Domain Model, Data Mapper, Repository, Unit of Work Patterns and Lazy Load, oh my!

Our efforts to create a library for building enterprise-level LOB has led us to the Domain Model, Data Mapper, Repository, Unit of Work and Lazy Load patterns, just like everybody else. I just got my copy of Nilsson’s Applying Domain-Driven Design and Patterns and enjoy it very much. I believe Rob Conery commented on the pattern of patterns approach that defines Domain-Driven Design. That statement, while a bit incomplete, appears to hold true.

Aside from well-documented pitfalls, domain-driven design appears quite fresh and appealing, at least to me. Nevertheless, I ran into several hurdles while trying to implement the Unit of Work and Repository patterns. In particular, where do I add the Data Mapper? I’ve puzzled over this the last few days without any good answers.

This evening as we were walking out the door, JB and I decided we’d finally look into Expressions and building our own IQueryable implementation so that we could lazy load our mapped domain models. Lo and behold, I think this answers my other questions, as well, as building the query expression also allows us to map to the data provider, no matter what that may be, including Entity Framework or LINQ to SQL Expression trees.

Implementing IQueryable also allows us to catch each object as it is pulled through the iterator and tag it for change tracking. Now many reading this post will probably be thinking that this sounds like a lot of work—and I’m sure it is—and that these benefits were supposed to be delivered through Entity Framework, LINQ to SQL, etc. Well, you are right, but due to the lack of interfaces and current limitations, these may not always be the best options.

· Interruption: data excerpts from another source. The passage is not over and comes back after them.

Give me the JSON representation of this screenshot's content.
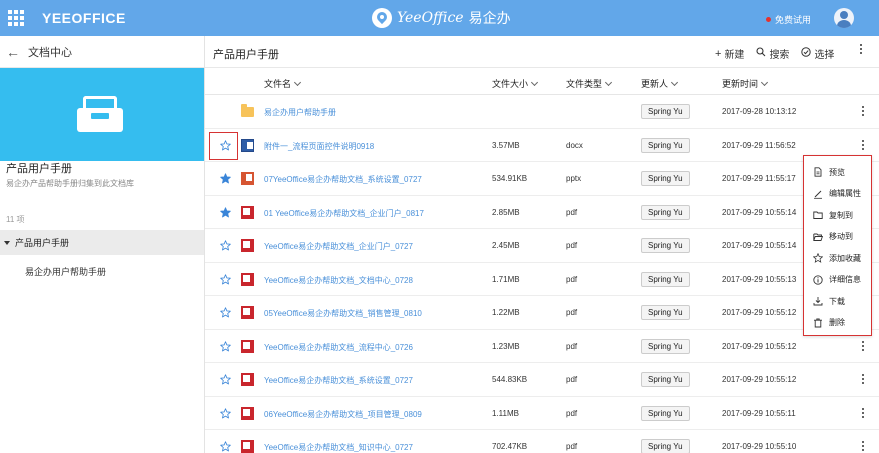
{
  "topbar": {
    "brand": "YEEOFFICE",
    "logo_text": "YeeOffice",
    "logo_cn": "易企办",
    "trial": "免费试用"
  },
  "left_panel": {
    "header": "文档中心",
    "title": "产品用户手册",
    "subtitle": "易企办产品帮助手册归集到此文档库",
    "count": "11 项",
    "tree_selected": "产品用户手册",
    "tree_child": "易企办用户帮助手册"
  },
  "main": {
    "title": "产品用户手册",
    "actions": {
      "new": "新建",
      "search": "搜索",
      "select": "选择"
    },
    "columns": {
      "name": "文件名",
      "size": "文件大小",
      "type": "文件类型",
      "updater": "更新人",
      "time": "更新时间"
    },
    "rows": [
      {
        "starred": false,
        "kind": "folder",
        "name": "易企办用户帮助手册",
        "size": "",
        "ext": "",
        "user": "Spring Yu",
        "time": "2017-09-28 10:13:12",
        "show_star": false
      },
      {
        "starred": false,
        "kind": "word",
        "name": "附件一_流程页面控件说明0918",
        "size": "3.57MB",
        "ext": "docx",
        "user": "Spring Yu",
        "time": "2017-09-29 11:56:52",
        "show_star": true
      },
      {
        "starred": true,
        "kind": "ppt",
        "name": "07YeeOffice易企办帮助文档_系统设置_0727",
        "size": "534.91KB",
        "ext": "pptx",
        "user": "Spring Yu",
        "time": "2017-09-29 11:55:17",
        "show_star": true
      },
      {
        "starred": true,
        "kind": "pdf",
        "name": "01 YeeOffice易企办帮助文档_企业门户_0817",
        "size": "2.85MB",
        "ext": "pdf",
        "user": "Spring Yu",
        "time": "2017-09-29 10:55:14",
        "show_star": true
      },
      {
        "starred": false,
        "kind": "pdf",
        "name": "YeeOffice易企办帮助文档_企业门户_0727",
        "size": "2.45MB",
        "ext": "pdf",
        "user": "Spring Yu",
        "time": "2017-09-29 10:55:14",
        "show_star": true
      },
      {
        "starred": false,
        "kind": "pdf",
        "name": "YeeOffice易企办帮助文档_文档中心_0728",
        "size": "1.71MB",
        "ext": "pdf",
        "user": "Spring Yu",
        "time": "2017-09-29 10:55:13",
        "show_star": true
      },
      {
        "starred": false,
        "kind": "pdf",
        "name": "05YeeOffice易企办帮助文档_销售管理_0810",
        "size": "1.22MB",
        "ext": "pdf",
        "user": "Spring Yu",
        "time": "2017-09-29 10:55:12",
        "show_star": true
      },
      {
        "starred": false,
        "kind": "pdf",
        "name": "YeeOffice易企办帮助文档_流程中心_0726",
        "size": "1.23MB",
        "ext": "pdf",
        "user": "Spring Yu",
        "time": "2017-09-29 10:55:12",
        "show_star": true
      },
      {
        "starred": false,
        "kind": "pdf",
        "name": "YeeOffice易企办帮助文档_系统设置_0727",
        "size": "544.83KB",
        "ext": "pdf",
        "user": "Spring Yu",
        "time": "2017-09-29 10:55:12",
        "show_star": true
      },
      {
        "starred": false,
        "kind": "pdf",
        "name": "06YeeOffice易企办帮助文档_项目管理_0809",
        "size": "1.11MB",
        "ext": "pdf",
        "user": "Spring Yu",
        "time": "2017-09-29 10:55:11",
        "show_star": true
      },
      {
        "starred": false,
        "kind": "pdf",
        "name": "YeeOffice易企办帮助文档_知识中心_0727",
        "size": "702.47KB",
        "ext": "pdf",
        "user": "Spring Yu",
        "time": "2017-09-29 10:55:10",
        "show_star": true
      }
    ]
  },
  "context_menu": {
    "items": [
      {
        "label": "预览",
        "icon": "file-icon"
      },
      {
        "label": "编辑属性",
        "icon": "pencil-icon"
      },
      {
        "label": "复制到",
        "icon": "folder-icon"
      },
      {
        "label": "移动到",
        "icon": "folder-open-icon"
      },
      {
        "label": "添加收藏",
        "icon": "star-icon"
      },
      {
        "label": "详细信息",
        "icon": "info-icon"
      },
      {
        "label": "下载",
        "icon": "download-icon"
      },
      {
        "label": "删除",
        "icon": "trash-icon"
      }
    ]
  },
  "colors": {
    "topbar": "#62a7e9",
    "banner": "#35bdef",
    "link": "#4a90d9",
    "star": "#3a85d8",
    "highlight": "#d63333"
  }
}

I’ve just started learning this myself, so I can only point you to the how, not the how hard. Check out the LINQ: Building an IQueryable Provider Series. As I progress, you can be I’ll be commenting on the ease or difficulty of building a custom IQueryable provider. Several others appear to have gone this route, so it can’t be a completely worthless pursuit (see SubSonic and IQToolkit).

Anyone else taken the plunge? What were your experiences?